Naomi... Poblaba el corazón de Toshiro. Se le anudaba en los
sueños con sus largas trenzas negras. Le hacía tener ganas de crecer de golpe
para poder casarse con ella. Pero ese futuro quedaba tan lejos aún...
El futuro inmediato de aquella primavera de 1945 fue el
verano, que llegó puntualmente el 21 de junio y anunció las vacaciones
escolares.
Y con la misma intensidad con que otras veces habían
esperado sus soleadas mañanas, ese año los ensombreció a los dos: ni Naomi ni Toshiro
deseaban que empezara. Su comienzo significaba que tendrían que dejar de verse
durante un mes y medio inacabable.
A pesar de que sus casas no quedaban demasiado lejos una de
la otra, sus familias no se conocían. Ni siquiera tenían entonces la
posibilidad de encontrarse en alguna visita. Había que esperar pacientemente la
reanudación de las clases.
Acabó junio, y Toshiro arrancó contento la hoja del almanaque...

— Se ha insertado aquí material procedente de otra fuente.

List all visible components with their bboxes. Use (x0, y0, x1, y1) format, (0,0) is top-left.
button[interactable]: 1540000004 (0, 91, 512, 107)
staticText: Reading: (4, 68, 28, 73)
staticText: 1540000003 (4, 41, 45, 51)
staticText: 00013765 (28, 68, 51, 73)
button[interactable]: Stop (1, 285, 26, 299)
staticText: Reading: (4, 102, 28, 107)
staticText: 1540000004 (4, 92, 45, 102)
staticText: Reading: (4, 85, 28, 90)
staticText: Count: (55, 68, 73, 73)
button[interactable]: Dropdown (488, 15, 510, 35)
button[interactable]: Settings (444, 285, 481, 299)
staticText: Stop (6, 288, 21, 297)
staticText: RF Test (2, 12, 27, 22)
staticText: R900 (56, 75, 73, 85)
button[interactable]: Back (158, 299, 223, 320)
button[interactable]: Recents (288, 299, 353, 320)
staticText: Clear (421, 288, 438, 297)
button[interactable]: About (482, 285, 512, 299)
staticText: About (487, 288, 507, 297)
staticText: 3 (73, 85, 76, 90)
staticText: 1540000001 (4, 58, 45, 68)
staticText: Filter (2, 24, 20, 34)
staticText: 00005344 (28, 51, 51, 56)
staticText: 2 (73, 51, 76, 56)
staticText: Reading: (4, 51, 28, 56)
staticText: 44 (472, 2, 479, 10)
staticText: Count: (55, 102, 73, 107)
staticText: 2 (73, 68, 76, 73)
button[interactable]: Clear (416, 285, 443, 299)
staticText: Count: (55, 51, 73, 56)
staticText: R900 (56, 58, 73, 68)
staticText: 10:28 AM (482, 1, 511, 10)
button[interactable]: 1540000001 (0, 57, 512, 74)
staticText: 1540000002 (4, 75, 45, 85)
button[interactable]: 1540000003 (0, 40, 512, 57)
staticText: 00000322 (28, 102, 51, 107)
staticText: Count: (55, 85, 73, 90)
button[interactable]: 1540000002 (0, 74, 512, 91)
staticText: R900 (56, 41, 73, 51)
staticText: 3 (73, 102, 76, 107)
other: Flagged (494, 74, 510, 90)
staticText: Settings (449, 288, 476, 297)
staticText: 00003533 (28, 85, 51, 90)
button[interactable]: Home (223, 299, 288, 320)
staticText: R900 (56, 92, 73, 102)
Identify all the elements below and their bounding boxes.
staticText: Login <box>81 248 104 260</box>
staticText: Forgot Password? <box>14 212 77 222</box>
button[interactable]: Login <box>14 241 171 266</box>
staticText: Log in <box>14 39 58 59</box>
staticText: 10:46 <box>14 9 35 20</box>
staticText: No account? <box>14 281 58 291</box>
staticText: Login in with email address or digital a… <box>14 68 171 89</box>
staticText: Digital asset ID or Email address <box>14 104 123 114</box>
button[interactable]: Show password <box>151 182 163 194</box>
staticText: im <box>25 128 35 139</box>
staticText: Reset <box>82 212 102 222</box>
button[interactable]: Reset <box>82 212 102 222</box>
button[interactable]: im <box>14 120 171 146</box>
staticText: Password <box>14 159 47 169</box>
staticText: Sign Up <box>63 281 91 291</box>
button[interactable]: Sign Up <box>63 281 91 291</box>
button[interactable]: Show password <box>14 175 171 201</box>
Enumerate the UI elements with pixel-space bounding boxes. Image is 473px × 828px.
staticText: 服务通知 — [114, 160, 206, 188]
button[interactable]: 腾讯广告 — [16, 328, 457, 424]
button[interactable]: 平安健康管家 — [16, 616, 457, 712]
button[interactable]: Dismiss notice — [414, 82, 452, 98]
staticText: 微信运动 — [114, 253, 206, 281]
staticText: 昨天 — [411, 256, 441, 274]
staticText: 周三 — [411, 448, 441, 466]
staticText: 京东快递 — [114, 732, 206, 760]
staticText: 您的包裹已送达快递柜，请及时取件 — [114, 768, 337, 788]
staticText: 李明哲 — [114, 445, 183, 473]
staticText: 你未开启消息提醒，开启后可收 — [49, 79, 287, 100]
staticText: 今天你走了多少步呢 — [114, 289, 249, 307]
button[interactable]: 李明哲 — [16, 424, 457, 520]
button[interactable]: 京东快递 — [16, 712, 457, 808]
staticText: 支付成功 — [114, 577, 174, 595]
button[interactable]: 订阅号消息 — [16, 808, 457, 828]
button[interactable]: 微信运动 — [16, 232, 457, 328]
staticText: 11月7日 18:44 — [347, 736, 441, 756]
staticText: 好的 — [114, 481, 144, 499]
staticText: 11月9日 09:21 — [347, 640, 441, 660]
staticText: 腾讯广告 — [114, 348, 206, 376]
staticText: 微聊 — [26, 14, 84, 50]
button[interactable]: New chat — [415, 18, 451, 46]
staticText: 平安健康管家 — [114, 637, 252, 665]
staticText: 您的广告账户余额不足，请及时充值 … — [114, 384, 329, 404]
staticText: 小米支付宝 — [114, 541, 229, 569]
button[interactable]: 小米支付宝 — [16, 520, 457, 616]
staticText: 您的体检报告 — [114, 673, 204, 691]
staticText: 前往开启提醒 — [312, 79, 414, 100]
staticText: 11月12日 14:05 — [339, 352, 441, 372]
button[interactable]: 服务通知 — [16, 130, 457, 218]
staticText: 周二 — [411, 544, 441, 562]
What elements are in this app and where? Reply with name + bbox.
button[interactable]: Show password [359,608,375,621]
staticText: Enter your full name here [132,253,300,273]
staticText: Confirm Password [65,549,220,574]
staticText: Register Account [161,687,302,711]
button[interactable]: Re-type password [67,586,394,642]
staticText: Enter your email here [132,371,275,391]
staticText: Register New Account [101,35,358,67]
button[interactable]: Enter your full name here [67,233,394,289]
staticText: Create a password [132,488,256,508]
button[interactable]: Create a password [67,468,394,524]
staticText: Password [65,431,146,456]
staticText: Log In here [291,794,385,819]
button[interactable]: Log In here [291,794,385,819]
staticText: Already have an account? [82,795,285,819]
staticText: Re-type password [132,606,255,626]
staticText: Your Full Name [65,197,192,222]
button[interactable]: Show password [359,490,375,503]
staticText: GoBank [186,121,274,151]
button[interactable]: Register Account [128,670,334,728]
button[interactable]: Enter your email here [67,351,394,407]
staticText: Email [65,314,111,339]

Se fue julio, y Naomi arrancó contenta la hoja del
almanaque...
Y aunque no lo supieran: “¡Por fin llegó agosto!”, pensaron
los dos al mismo tiempo.
Fue justamente el primero de ese mes cuando Toshiro viajó,
junto a sus padres, hacia la aldea de Miyashima.
Iban a pasar una semana. Allí vivían los abuelos, dos ceramistas que veían
apilarse vasijas en todos los rincones de su local.
Ya no vendían nada. No obstante, sus manos viejas seguían
modelando la arcilla con la misma dedicación de otras épocas.
—Para cuando termine la guerra... —decía el abuelo.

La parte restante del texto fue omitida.